Last week, I wrote about diagnosing flickers and it made me think about one of the simpler things homeowners can do in terms of electrical work: replacing your light switch. It’s something that shouldn’t come up too often but it is both important and a relatively easy for a novice to take on. You’ll want to have the following items when you go about replacing the switch:
- New Switch
- A Screwdriver (Multi-head may be needed)
- Circuit Tester
- New Switch Cover (optional)
Of course, working with electricity always carries an inherent risk, but replacing your switch cover keeps you relatively far from any risky wires and currents. Still, as always, the first thing to do is go to your electric panel and turn the breaker sending a current to that area to the Off position. Go upstairs afterwards and flick the switch to make sure it doesn’t work, ensuring you turned off the right breaker. Unscrew and remove the cover plate before unscrewing and pulling out the old switch. While doing this, be weary of the wiring and be careful not to pull it out too much or crack the wires.

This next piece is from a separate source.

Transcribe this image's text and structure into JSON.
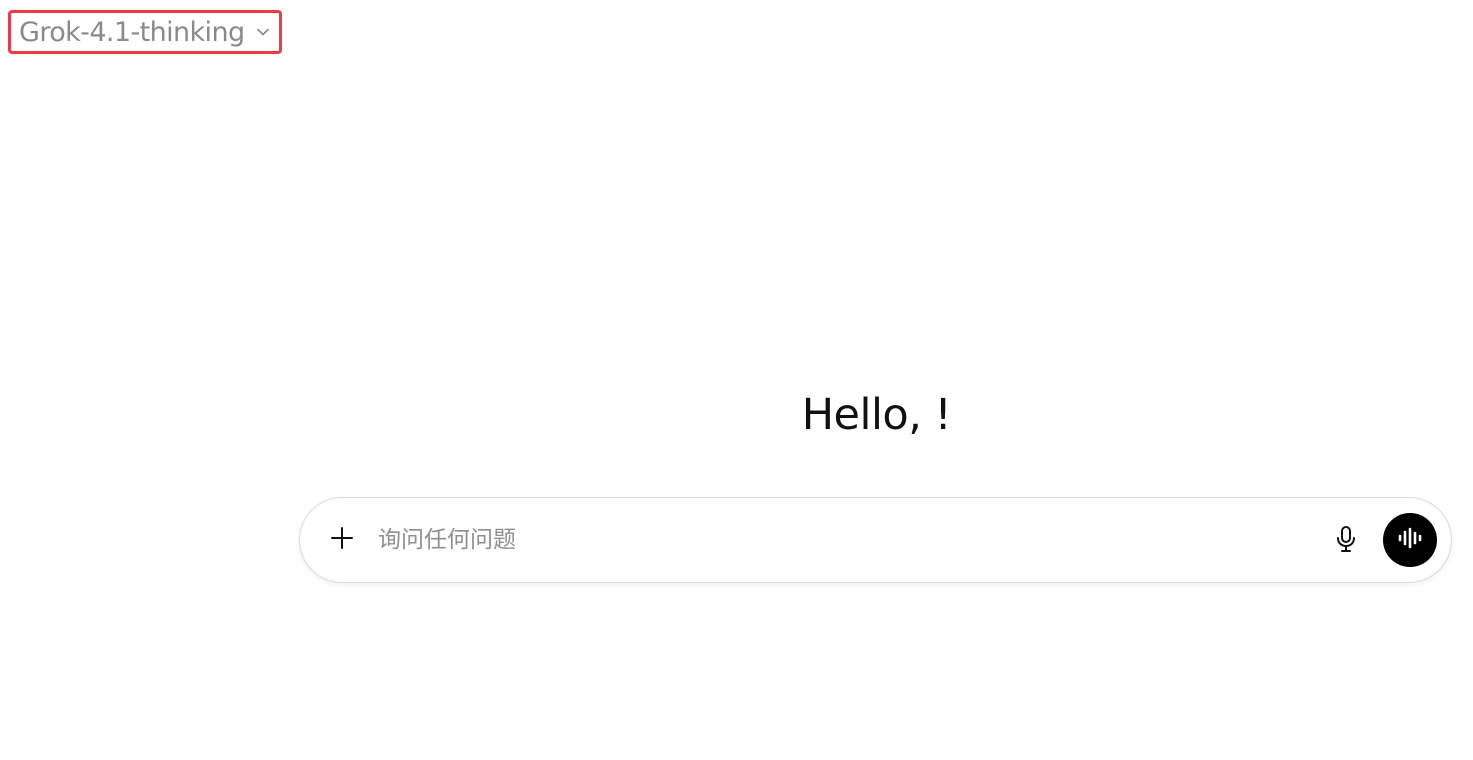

Be on the look out for black wires, which should either be uniformly black or should be marked by black electrical tape. (On occasion of a lazy electrician, the wire connected will be an unmarked white wire, which you can fix by simply wrapping the end of the wire with black electric tape.) Disconnect these black wires to fully remove the old switch while leaving any white, green or copper wires alone. (You might want to also mark which black wire goes to which terminal with markers or tape.) Grab your new switch and connect the black wires to the brass terminals on the backside of the new switch and put it in the exact same space as the old switch. Screw the box back into the space and then screw the cover plate back over it. Switch the breaker back on and test it to be sure.
A fun thing to do, as part of this whole rigmarole, is paint or add a design to your cover plate. It’s especially a fun activity to do with kids who will respond better to bold, unique colors; it will keep them occupied while you are completing the task. The entire task, not including the buying of the new switch, should take you less than an hour. And be sure to test your circuit to make sure that the switch is the problem, if this replacement is in response to a light not working. When it comes to electrical work, the reasons for currents being interrupted are myriad.